Track Twelve: Doom Machine
We’ve finally reached the title track, but don’t expect Electric Wizard to suddenly pour through your speakers. “Doom Machine” isn’t any more Doom than the Smashing Pumpkins’ “Heavy Metal Machine” was Heavy Metal (where are my fellow Alt Rock fans?). Instead, this is “doom” in terms of the human condition and predisposition toward unhappy endings.
The longest track at nearly seven minutes, the band uses the extra time to open the song up for a Space Rock-infused bridge, which eventually leads to an utterly captivating conclusion.
Track Thirteen: God Feeds the Swine
We mentioned Red Fang at the top of this review, and that Red Fang energy is most evident in “God Feeds the Swine” (though, admittedly, the attack is less aggressive and less distorted). For all of its unique guitar tones, “God Feeds the Swine” is one of the only Doom Machine track that follows the classic Hard Rock formula, and it definitely works in this case—even if it has a dramatic bridge.
Track Fourteen: Feel Surreal
If there’s a single downfall of Doom Machine, it’s that its sound is so refined and well-established, it starts to become slightly fatiguing by the 14th track. “Feel Surreal” sounds like everything else we’ve heard on Doom Machine so far, making it difficult to highlight any noteworthy features.
Track Fifteen: Red Atlantis
“Red Atlantis” is a powerful, energetic conclusion to the album, thanks to in part to Lee’s vocals. This might not be a happy album, but it’s not one you’ll forget anytime soon. And “Red Atlantis” makes sure of that.
Pros: Doom Machine is lightning in a bottle. Consistent from start to finish, this is a powerful and emotive album that has true staying power. “Fourth Dimension,” “Brotherhood of Eternal Love,” and “The Great Divide” were given the video treatment, but that same preference could have extended to “In the Mire,” “Sleepy Warm,” or “God Feeds the Swine”—all of which would have promoted the album just as positively.
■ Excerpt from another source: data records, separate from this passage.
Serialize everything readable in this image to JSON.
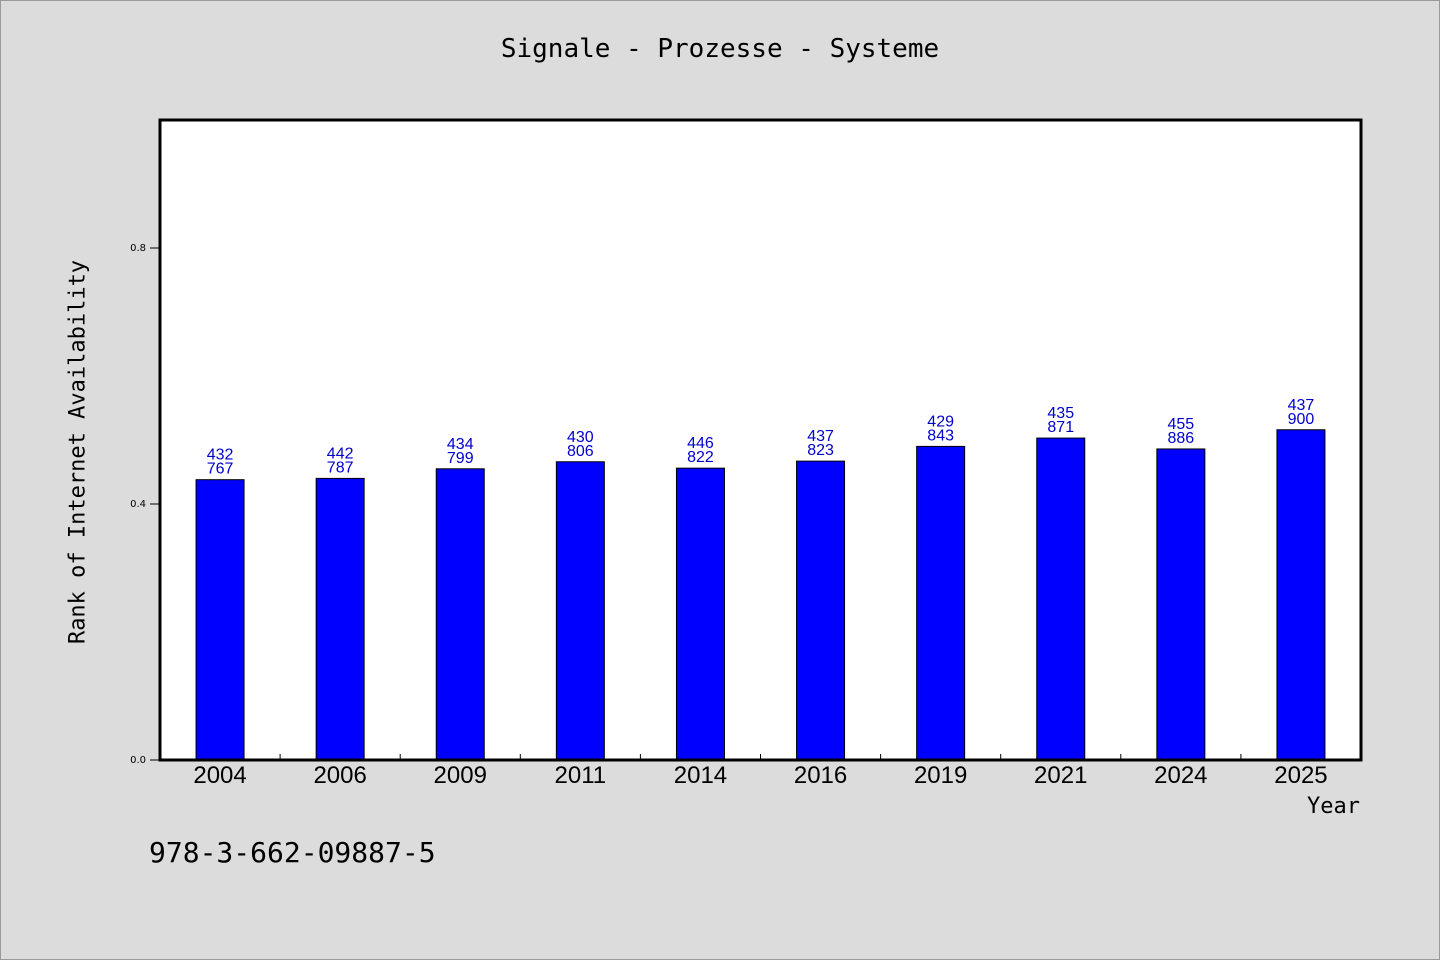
{
  "chart_data": {
    "type": "bar",
    "title": "Signale - Prozesse - Systeme",
    "xlabel": "Year",
    "ylabel": "Rank of Internet Availability",
    "categories": [
      "2004",
      "2006",
      "2009",
      "2011",
      "2014",
      "2016",
      "2019",
      "2021",
      "2024",
      "2025"
    ],
    "values": [
      0.438,
      0.44,
      0.455,
      0.466,
      0.456,
      0.467,
      0.49,
      0.503,
      0.486,
      0.516
    ],
    "bar_labels": [
      [
        "432",
        "767"
      ],
      [
        "442",
        "787"
      ],
      [
        "434",
        "799"
      ],
      [
        "430",
        "806"
      ],
      [
        "446",
        "822"
      ],
      [
        "437",
        "823"
      ],
      [
        "429",
        "843"
      ],
      [
        "435",
        "871"
      ],
      [
        "455",
        "886"
      ],
      [
        "437",
        "900"
      ]
    ],
    "yticks": [
      0.0,
      0.4,
      0.8
    ],
    "ytick_labels": [
      "0.0",
      "0.4",
      "0.8"
    ],
    "ylim": [
      0,
      1.0
    ],
    "grid": false,
    "legend": "none",
    "bar_color": "#0000ff",
    "label_color": "#0000cc"
  },
  "footer": {
    "code": "978-3-662-09887-5"
  }
}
Cons: This is a thoughtful album with a thoughtful framework, so I would have loved to see the album balanced more strategically with its interlude tracks. That’s just preference, however. As a critique, I will say that Doom Machine concludes on the cusp of becoming repetitive (as we mentioned above with “Feel Surreal”), but the band wisely finishes the album just as the sound begins to grow stale. Doom Machine is lightning in a bottle simply because it doesn’t contain any additional tracks (though a bonus track is available in some versions).